Like other news sites, the Globe limits the number of articles people can read without a subscription. Until the recent change, Globe website visitors could read more articles for free by switching to private or incognito mode.
Source: ArsTechnica
(Score: 2) by rleigh on Sunday May 21 2017, @07:40AM (5 children)
Is this a flaw in the Private/Incognito mode sandbox? Surely to be effective the fact that something is inside a sandbox should be undetectable? How are they detecting the sandbox?
(Score: 4, Interesting) by bradley13 on Sunday May 21 2017, @08:16AM (3 children)
Apparently they can somehow tell that they cannot save permanent data on the local machine. Which is indeed a flaw in the sandbox, as it should not be visible that the data will be deleted when the tab closes. Then again: Just how much trust do you have in the authors of your browser? Why, exactly, do we trust the browser manufacturer's to get this right, when their financial interests are diametrically opposed to doing so?

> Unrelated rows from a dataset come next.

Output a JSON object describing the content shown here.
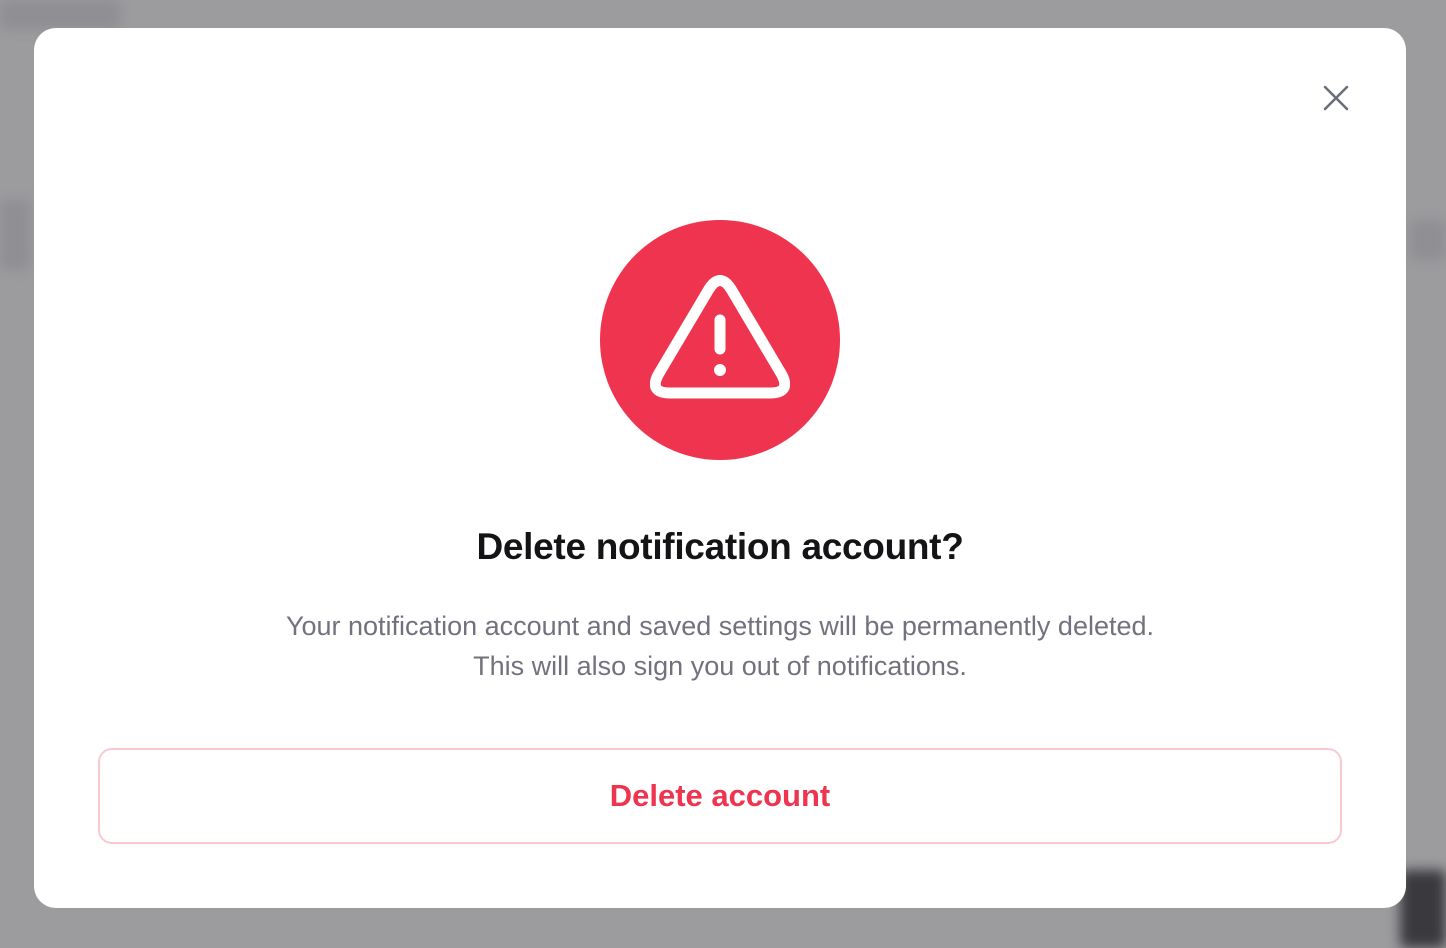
{
  "dialog": {
    "title": "Delete notification account?",
    "description_line1": "Your notification account and saved settings will be permanently deleted.",
    "description_line2": "This will also sign you out of notifications.",
    "delete_button_label": "Delete account",
    "close_icon": "close-icon",
    "warning_icon": "warning-triangle-icon"
  },
  "colors": {
    "danger": "#ee344e",
    "danger_border": "#f8c9d0",
    "title_text": "#141416",
    "body_text": "#72727e",
    "close_icon": "#6b6f7b"
  }
}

Update: Apparently the Boston Globe has reversed their policy? I am now looking at their site in three different browsers, all in incognito mode, with no problems at all.
Everyone is somebody else's weirdo.
(Score: 0) by Anonymous Coward on Sunday May 21 2017, @09:11AM
I am now looking at their site
Mission accomplished!
(Score: 4, Insightful) by kaszz on Sunday May 21 2017, @04:56PM
Yeah, obviously the sandbox is flawed. Let them save or set whatever they want. It will be gone anyway later. As for browser trust. It's likely a convenience thing. It works good enough. Do bad enough and it goes the Internet Exploder v6.0 way. But there is a way to not only sandbox a specific visit but sandbox it all by running the whole thing inside a VM box which is reset as often as needed.

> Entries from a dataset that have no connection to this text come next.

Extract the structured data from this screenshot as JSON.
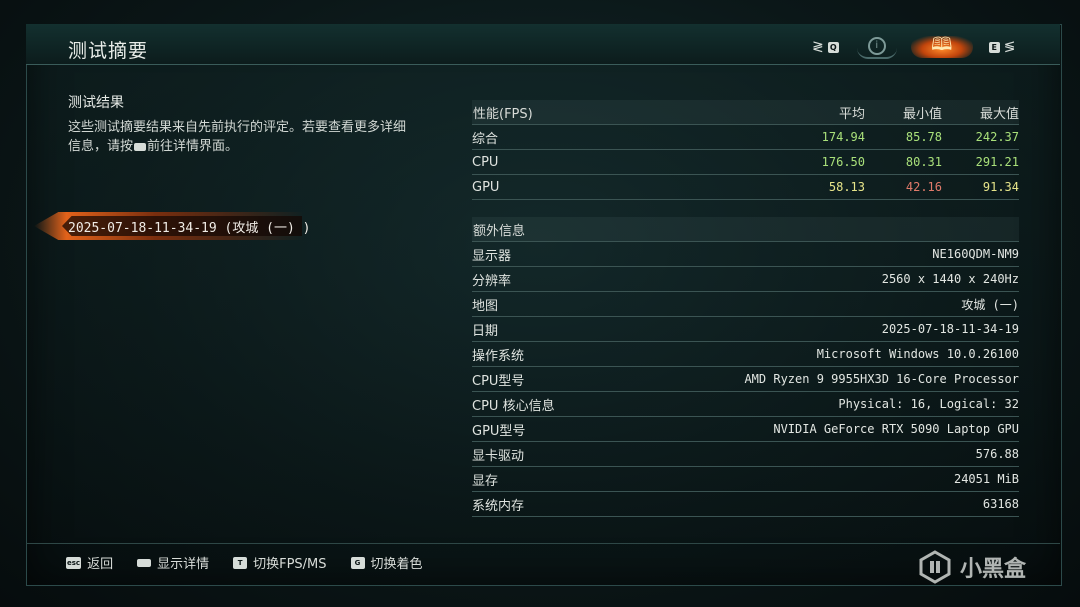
{
  "header": {
    "title": "测试摘要",
    "nav": {
      "left_key": "Q",
      "right_key": "E",
      "icons": [
        "circle-info-icon",
        "book-icon"
      ]
    }
  },
  "left": {
    "title": "测试结果",
    "description_part1": "这些测试摘要结果来自先前执行的评定。若要查看更多详细信息，请按",
    "description_part2": "前往详情界面。",
    "selected_run": "2025-07-18-11-34-19 (攻城 (一) )"
  },
  "performance": {
    "headers": [
      "性能(FPS)",
      "平均",
      "最小值",
      "最大值"
    ],
    "rows": [
      {
        "label": "综合",
        "avg": "174.94",
        "min": "85.78",
        "max": "242.37"
      },
      {
        "label": "CPU",
        "avg": "176.50",
        "min": "80.31",
        "max": "291.21"
      },
      {
        "label": "GPU",
        "avg": "58.13",
        "min": "42.16",
        "max": "91.34"
      }
    ],
    "colors": {
      "green": "#a9e07a",
      "yellow": "#e6e48a",
      "red": "#e07a6a"
    }
  },
  "extra": {
    "header": "额外信息",
    "rows": [
      {
        "label": "显示器",
        "value": "NE160QDM-NM9"
      },
      {
        "label": "分辨率",
        "value": "2560 x 1440 x 240Hz"
      },
      {
        "label": "地图",
        "value": "攻城 (一)"
      },
      {
        "label": "日期",
        "value": "2025-07-18-11-34-19"
      },
      {
        "label": "操作系统",
        "value": "Microsoft Windows 10.0.26100"
      },
      {
        "label": "CPU型号",
        "value": "AMD Ryzen 9 9955HX3D 16-Core Processor"
      },
      {
        "label": "CPU 核心信息",
        "value": "Physical: 16, Logical: 32"
      },
      {
        "label": "GPU型号",
        "value": "NVIDIA GeForce RTX 5090 Laptop GPU"
      },
      {
        "label": "显卡驱动",
        "value": "576.88"
      },
      {
        "label": "显存",
        "value": "24051 MiB"
      },
      {
        "label": "系统内存",
        "value": "63168"
      }
    ]
  },
  "footer": {
    "hints": [
      {
        "key": "esc",
        "label": "返回"
      },
      {
        "key": "",
        "label": "显示详情"
      },
      {
        "key": "T",
        "label": "切换FPS/MS"
      },
      {
        "key": "G",
        "label": "切换着色"
      }
    ],
    "watermark": "小黑盒"
  }
}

(Score: 1, Informative) by Anonymous Coward on Tuesday May 23 2017, @01:33AM
I don't trust my browser maker. That's why I use firejail --private --overlay-tmpfs
Which creates a new private home directory in a ram disk and then overlays a tmpfs layer on top of the entire system. Nothing that gets written to disk should actually go to disk unless the overlay mount is flawed. Sandboxie can do the same on Windows IIRC and MacOS has a similar capability in its sandbox but it's a bit harder to configure because I haven't found any good tools to automate the process.
(Score: 2) by Rivenaleem on Monday May 22 2017, @09:52AM
I imagine it is a process very similar to a Warrant Canary. No cookie detected? They must be a new user, so display them "You must join up or log in to view this page".